If possible try to get any comparative numbers of the Pacific theather of operations: you will see that by Nov/Dec 1944 losses at the hands of Japanese fighters were very low.
 
That is true. Toward the end of the war more and more Luftwaffe pilots had less and less training. Atleast combat training that is. That is why I find it hard to discredit pilots such as Hartmann and the other aces. Hartmann was just as inexperienced and was not a very good combat pilot at first. He was shot down on several occasions before getting his first combat kill. He was just downright a fighter pilot genius. His tactics sometimes got himself downed by the fragments of the enemy fighter he shot down however he was the finest fighter pilot ever to fly over the skies of Europe and Russia. I personally believe that the great aces of the Luftwaffe owe there large number of kills to the fact that they were just very talented pilots. Also a bit probably belongs to luck. Again not to take anything away from the Allied pilots, there were many great ones. One thing that discredits the theorie of the limited number of missions the allied pilots were allowed to fly is the fact that some Luftwaffe pilots would get just as many killls in one day as an allied pilot doing his 25 missions or whatever the ammount was that they had to fly.
 
I can agree with Erich Hartmann he is my favorite too Hans Ulrich Rudel was not a Fighter Pilot. He flew Stuka dive bombers. Dont take me wrong I think he was the best tank buster of the war, and the most decorated German soldier. Yes he did manage to shoot down 11 aircraft (some say only 9). Some reports I have read say he shot them down in a Fw-190 which if that is true then I would agree and label him a fighter ace but I am not sure on that. Please dont take me wrong, Rudel was a remarkable pilot. If you want to talk about fighter aces though then you have to name Erich Hartmann, Heinz Bar, Marsielle just to name a few.
 
That is what I always thought anyhow that he shot them down in a Stuka. I have read some reports too that say it was a Fw-190 but most and as you said in his own autobiography it was a Stuka so that is what I believe myself.
 
If I remember right, he scored at least one of his kills using the 37mm guns. I imagine a shell designed to knock out a T-34 would absolutely tear through a wooden Yak or LaGG.
 
Udet your information for the dates of Luftwaffe kills is incorrect.

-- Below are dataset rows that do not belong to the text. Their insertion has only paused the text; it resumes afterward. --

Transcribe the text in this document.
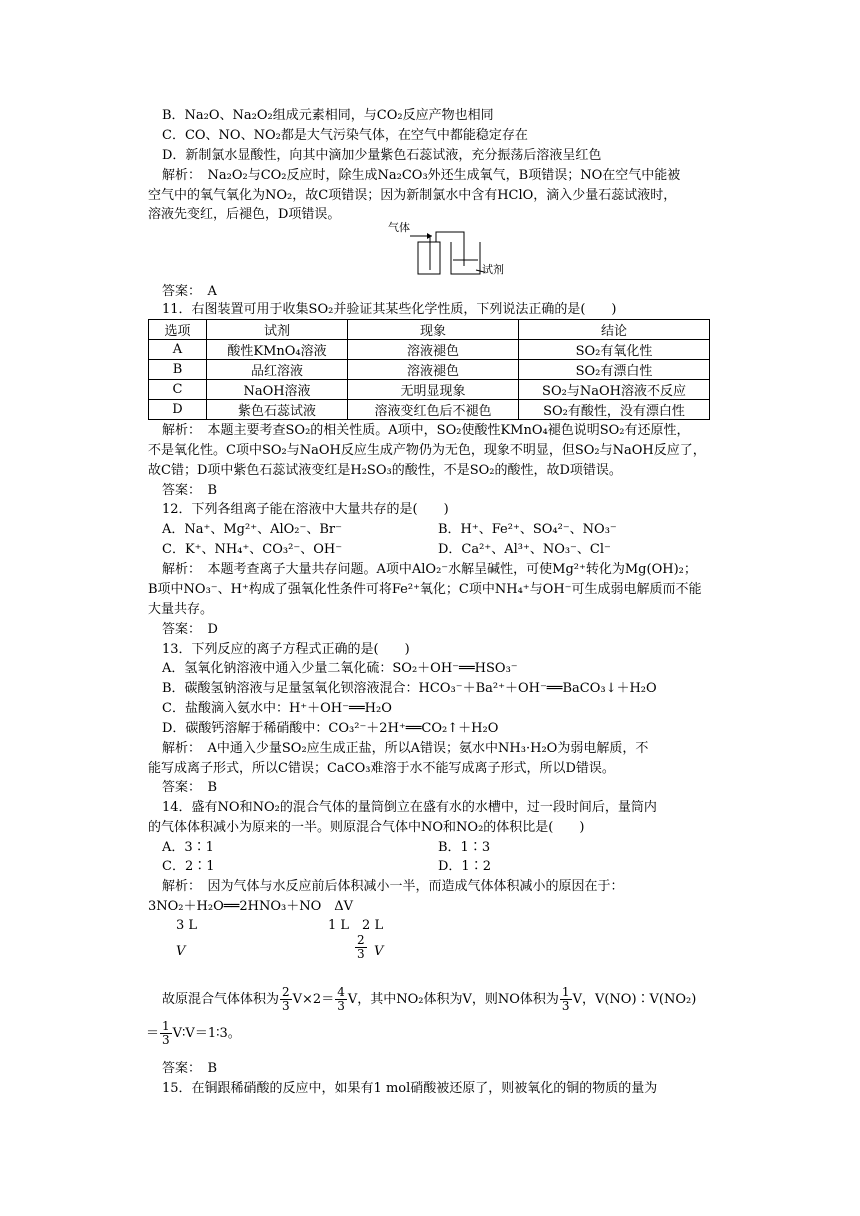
B．Na₂O、Na₂O₂组成元素相同，与CO₂反应产物也相同
C．CO、NO、NO₂都是大气污染气体，在空气中都能稳定存在
D．新制氯水显酸性，向其中滴加少量紫色石蕊试液，充分振荡后溶液呈红色
解析：　Na₂O₂与CO₂反应时，除生成Na₂CO₃外还生成氧气，B项错误；NO在空气中能被
空气中的氧气氧化为NO₂，故C项错误；因为新制氯水中含有HClO，滴入少量石蕊试液时，
溶液先变红，后褪色，D项错误。
气体
试剂
答案：　A
11．右图装置可用于收集SO₂并验证其某些化学性质，下列说法正确的是(　　)
选项	试剂	现象	结论
A	酸性KMnO₄溶液	溶液褪色	SO₂有氧化性
B	品红溶液	溶液褪色	SO₂有漂白性
C	NaOH溶液	无明显现象	SO₂与NaOH溶液不反应
D	紫色石蕊试液	溶液变红色后不褪色	SO₂有酸性，没有漂白性
解析：　本题主要考查SO₂的相关性质。A项中，SO₂使酸性KMnO₄褪色说明SO₂有还原性，
不是氧化性。C项中SO₂与NaOH反应生成产物仍为无色，现象不明显，但SO₂与NaOH反应了，
故C错；D项中紫色石蕊试液变红是H₂SO₃的酸性，不是SO₂的酸性，故D项错误。
答案：　B
12．下列各组离子能在溶液中大量共存的是(　　)
A．Na⁺、Mg²⁺、AlO₂⁻、Br⁻	B．H⁺、Fe²⁺、SO₄²⁻、NO₃⁻
C．K⁺、NH₄⁺、CO₃²⁻、OH⁻	D．Ca²⁺、Al³⁺、NO₃⁻、Cl⁻
解析：　本题考查离子大量共存问题。A项中AlO₂⁻水解呈碱性，可使Mg²⁺转化为Mg(OH)₂；
B项中NO₃⁻、H⁺构成了强氧化性条件可将Fe²⁺氧化；C项中NH₄⁺与OH⁻可生成弱电解质而不能
大量共存。
答案：　D
13．下列反应的离子方程式正确的是(　　)
A．氢氧化钠溶液中通入少量二氧化硫：SO₂＋OH⁻══HSO₃⁻
B．碳酸氢钠溶液与足量氢氧化钡溶液混合：HCO₃⁻＋Ba²⁺＋OH⁻══BaCO₃↓＋H₂O
C．盐酸滴入氨水中：H⁺＋OH⁻══H₂O
D．碳酸钙溶解于稀硝酸中：CO₃²⁻＋2H⁺══CO₂↑＋H₂O
解析：　A中通入少量SO₂应生成正盐，所以A错误；氨水中NH₃·H₂O为弱电解质，不
能写成离子形式，所以C错误；CaCO₃难溶于水不能写成离子形式，所以D错误。
答案：　B
14．盛有NO和NO₂的混合气体的量筒倒立在盛有水的水槽中，过一段时间后，量筒内
的气体体积减小为原来的一半。则原混合气体中NO和NO₂的体积比是(　　)
A．3∶1	B．1∶3
C．2∶1	D．1∶2
解析：　因为气体与水反应前后体积减小一半，而造成气体体积减小的原因在于：
3NO₂＋H₂O══2HNO₃＋NO　ΔV
3 L	1 L　2 L
V	$\frac{2}{3}$ V
故原混合气体体积为 $\frac{2}{3} V\times 2= \frac{4}{3}$ V，其中NO₂体积为V，则NO体积为 $\frac{1}{3}$ V，V(NO)∶V(NO₂)
＝ $\frac{1}{3}$ V∶V＝1∶3。
答案：　B
15．在铜跟稀硝酸的反应中，如果有1 mol硝酸被还原了，则被氧化的铜的物质的量为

for 26 November alone JG 301 claimed some 56 a/c and in reality knocked down 26. My cousin flying in 5./JG 301 was killed this day south of Misburg.

Hartmann and Rudel were in no way the greatest pilots. Rudel scored only two kills and that by his rear gunner while flying the Ju 87D and G. the rest were in the Fw 190F variant.

greetings
 
It might be argued that one of the guys who shot Hartmann down was better? He was downed nine times.
 
Hartmann was brought down on several occasions by himself. He would get so close to the enemy aircraft that it filled his gun sight and then after he destroyed the plane all he could do was fly through the wreckage. I still think he was the greatest fighter pilot of WW2.